Kiln - lime, Jigginstown, Co. Kildare
Co. Kildare |
Kilns
Built into an earthen bank on the south side of one of Ireland's most melancholy unfinished buildings, a small limekiln sits quietly as a footnote to a much larger architectural catastrophe. A limekiln is essentially a furnace in which limestone is burned at high temperature to produce quicklime, a material used widely in construction for mortar and plaster. This one was not a standalone industrial feature but was incorporated into an upcast bank, a raised terrace of deposited earth that overlooked a large sunken garden. Its purpose, as far as can be determined, was functional and immediate: to supply the lime required for the internal plasterwork of the building it served.

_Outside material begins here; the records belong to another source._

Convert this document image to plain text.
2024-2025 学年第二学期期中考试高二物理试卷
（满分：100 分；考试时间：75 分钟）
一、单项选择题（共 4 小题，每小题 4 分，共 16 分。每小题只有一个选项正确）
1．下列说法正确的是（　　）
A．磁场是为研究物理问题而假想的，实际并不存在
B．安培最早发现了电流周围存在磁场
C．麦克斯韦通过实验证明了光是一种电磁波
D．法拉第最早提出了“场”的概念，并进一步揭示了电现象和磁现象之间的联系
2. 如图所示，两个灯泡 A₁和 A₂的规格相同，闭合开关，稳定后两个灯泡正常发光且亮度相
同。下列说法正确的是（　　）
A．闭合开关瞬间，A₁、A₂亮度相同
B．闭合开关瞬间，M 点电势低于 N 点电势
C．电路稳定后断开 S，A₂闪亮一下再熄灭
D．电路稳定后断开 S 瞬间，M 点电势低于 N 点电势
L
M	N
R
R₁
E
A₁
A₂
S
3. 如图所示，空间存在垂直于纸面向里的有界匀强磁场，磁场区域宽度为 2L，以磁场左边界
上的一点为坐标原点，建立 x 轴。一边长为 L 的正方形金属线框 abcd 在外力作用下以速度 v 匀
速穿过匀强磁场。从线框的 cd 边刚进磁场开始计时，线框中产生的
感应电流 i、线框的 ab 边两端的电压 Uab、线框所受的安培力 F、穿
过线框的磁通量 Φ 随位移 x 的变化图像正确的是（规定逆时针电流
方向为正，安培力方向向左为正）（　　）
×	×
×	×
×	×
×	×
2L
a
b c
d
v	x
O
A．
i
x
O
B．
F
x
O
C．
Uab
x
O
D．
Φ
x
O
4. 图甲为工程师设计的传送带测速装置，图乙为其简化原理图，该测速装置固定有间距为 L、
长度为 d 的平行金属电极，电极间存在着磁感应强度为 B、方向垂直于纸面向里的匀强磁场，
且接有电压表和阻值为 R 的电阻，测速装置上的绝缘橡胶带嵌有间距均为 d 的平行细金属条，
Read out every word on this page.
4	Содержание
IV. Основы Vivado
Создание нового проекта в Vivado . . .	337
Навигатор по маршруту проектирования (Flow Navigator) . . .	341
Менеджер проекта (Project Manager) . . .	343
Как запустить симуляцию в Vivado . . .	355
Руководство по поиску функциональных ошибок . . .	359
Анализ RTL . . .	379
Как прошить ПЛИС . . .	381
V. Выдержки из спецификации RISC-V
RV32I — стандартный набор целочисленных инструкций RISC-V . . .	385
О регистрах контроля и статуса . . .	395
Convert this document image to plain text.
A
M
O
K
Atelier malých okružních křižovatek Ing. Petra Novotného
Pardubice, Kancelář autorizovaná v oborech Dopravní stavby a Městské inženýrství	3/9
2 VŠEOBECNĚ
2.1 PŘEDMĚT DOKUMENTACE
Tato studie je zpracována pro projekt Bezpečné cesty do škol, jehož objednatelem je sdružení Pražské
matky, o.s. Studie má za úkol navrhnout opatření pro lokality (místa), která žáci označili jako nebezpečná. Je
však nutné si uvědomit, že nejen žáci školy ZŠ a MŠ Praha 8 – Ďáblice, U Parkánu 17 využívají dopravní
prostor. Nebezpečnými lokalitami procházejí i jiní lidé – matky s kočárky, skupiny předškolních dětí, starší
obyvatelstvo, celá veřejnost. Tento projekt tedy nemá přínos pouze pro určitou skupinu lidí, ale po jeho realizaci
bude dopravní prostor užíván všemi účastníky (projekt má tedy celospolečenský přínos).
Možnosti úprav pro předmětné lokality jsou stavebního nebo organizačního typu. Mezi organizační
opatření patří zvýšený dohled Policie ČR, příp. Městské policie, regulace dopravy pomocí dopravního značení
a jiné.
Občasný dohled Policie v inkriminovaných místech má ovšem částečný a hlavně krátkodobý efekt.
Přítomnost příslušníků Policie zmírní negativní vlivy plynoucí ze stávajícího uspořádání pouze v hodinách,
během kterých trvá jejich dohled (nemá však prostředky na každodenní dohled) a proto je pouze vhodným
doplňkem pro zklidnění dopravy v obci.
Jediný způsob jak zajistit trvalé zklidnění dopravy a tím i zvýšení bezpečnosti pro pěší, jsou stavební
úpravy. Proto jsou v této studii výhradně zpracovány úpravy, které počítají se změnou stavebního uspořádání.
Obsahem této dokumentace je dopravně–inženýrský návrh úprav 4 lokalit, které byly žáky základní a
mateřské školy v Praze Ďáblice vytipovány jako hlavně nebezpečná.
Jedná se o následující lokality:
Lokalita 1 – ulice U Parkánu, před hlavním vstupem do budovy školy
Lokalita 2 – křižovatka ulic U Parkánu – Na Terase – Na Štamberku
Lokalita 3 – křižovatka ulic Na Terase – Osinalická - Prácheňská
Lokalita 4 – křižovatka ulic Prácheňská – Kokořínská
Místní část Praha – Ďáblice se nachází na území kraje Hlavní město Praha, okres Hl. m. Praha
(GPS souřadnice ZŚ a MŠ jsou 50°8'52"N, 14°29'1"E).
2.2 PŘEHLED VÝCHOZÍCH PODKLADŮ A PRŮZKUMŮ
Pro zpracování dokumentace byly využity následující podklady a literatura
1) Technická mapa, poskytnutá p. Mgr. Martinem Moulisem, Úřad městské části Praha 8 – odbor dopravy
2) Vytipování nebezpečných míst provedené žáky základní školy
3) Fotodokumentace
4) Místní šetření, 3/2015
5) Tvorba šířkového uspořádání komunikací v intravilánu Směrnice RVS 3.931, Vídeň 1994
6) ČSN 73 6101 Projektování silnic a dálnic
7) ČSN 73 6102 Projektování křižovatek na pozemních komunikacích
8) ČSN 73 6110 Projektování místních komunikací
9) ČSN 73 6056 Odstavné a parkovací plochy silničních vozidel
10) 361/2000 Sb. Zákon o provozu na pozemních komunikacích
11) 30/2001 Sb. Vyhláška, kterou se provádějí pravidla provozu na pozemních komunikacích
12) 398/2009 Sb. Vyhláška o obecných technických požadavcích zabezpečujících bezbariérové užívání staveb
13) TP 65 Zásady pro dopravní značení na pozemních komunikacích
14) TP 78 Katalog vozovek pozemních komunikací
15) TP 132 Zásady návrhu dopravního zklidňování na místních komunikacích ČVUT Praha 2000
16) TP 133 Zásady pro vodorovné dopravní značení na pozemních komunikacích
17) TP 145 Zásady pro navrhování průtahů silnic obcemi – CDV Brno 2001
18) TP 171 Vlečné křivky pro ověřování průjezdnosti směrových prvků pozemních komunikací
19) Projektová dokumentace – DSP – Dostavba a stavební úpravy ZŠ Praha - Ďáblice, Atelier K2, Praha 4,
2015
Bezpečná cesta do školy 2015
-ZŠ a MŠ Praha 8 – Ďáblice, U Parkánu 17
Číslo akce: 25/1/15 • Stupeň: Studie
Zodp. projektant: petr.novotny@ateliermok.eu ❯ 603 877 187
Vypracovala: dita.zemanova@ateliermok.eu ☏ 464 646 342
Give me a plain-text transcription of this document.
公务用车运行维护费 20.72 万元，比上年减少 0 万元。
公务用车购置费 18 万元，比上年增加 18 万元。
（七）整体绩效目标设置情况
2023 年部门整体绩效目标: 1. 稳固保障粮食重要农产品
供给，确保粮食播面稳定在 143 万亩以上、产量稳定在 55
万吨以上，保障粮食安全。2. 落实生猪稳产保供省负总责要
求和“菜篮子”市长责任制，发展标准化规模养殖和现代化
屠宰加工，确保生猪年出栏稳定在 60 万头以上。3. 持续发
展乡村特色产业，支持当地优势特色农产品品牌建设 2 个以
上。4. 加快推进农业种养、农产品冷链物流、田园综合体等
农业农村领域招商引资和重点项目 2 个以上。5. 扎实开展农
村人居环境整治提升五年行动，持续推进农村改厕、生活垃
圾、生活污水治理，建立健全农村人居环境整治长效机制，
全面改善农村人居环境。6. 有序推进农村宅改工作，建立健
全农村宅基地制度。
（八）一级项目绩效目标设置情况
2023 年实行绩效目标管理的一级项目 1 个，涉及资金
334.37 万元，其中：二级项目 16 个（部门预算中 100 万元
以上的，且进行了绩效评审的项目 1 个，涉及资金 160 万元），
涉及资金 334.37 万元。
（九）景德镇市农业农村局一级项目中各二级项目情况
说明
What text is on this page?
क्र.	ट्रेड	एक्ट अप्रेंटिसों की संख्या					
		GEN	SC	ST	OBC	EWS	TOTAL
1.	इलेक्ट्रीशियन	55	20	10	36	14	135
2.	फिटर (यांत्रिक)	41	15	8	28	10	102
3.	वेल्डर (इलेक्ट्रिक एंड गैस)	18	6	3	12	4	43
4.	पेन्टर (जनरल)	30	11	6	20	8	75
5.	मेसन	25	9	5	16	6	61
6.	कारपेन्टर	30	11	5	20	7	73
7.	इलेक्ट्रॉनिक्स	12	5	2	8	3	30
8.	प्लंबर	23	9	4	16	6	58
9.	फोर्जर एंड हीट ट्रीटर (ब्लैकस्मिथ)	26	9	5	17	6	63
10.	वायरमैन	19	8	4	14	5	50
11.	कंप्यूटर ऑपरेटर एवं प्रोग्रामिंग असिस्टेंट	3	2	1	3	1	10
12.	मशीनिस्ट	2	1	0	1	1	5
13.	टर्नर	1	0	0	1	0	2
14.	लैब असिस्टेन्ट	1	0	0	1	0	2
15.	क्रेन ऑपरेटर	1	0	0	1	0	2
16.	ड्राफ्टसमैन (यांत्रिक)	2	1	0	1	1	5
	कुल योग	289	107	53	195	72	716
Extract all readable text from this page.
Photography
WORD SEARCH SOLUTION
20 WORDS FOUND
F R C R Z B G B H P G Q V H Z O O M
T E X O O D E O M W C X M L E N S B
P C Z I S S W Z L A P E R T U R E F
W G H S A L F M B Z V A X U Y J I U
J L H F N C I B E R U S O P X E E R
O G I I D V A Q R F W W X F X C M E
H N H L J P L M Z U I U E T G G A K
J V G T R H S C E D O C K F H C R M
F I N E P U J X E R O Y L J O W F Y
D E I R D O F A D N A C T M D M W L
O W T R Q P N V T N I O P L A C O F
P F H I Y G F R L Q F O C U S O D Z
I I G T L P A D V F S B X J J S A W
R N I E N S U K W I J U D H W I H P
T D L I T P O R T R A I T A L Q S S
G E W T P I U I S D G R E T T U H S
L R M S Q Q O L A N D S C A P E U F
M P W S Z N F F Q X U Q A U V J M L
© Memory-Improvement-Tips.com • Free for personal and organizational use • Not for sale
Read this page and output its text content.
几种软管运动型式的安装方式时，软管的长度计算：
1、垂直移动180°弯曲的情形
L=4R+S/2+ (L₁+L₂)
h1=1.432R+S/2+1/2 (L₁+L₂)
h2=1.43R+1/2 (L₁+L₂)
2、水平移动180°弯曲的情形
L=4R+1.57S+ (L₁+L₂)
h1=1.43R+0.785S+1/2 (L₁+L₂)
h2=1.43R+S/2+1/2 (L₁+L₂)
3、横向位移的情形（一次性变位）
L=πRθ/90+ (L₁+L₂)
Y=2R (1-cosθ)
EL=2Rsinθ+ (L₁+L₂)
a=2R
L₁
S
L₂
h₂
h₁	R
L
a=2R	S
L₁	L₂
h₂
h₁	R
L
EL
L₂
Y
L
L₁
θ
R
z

The building in question is Jigginstown House, a vast, roofless ruin of brick near Naas in County Kildare. Construction began in the 1630s, commissioned as a residence fit for the Lord Deputy of Ireland, Thomas Wentworth, later Earl of Strafford. It was never completed. Wentworth was attainted and executed in 1641, and the building was abandoned mid-construction, leaving what would have been one of the largest secular structures in seventeenth-century Ireland as an empty shell. The limekiln came to light during conservation work and associated archaeological excavation carried out in the early 2000s. The earthen bank into which it was built provided a terrace on the south side of the house, and the kiln within it points to active on-site production of building materials, suggesting that at some point work was progressing with enough momentum to warrant making lime locally rather than sourcing it elsewhere. Whether that production ceased when Wentworth fell, or had already wound down before his arrest, is not recorded.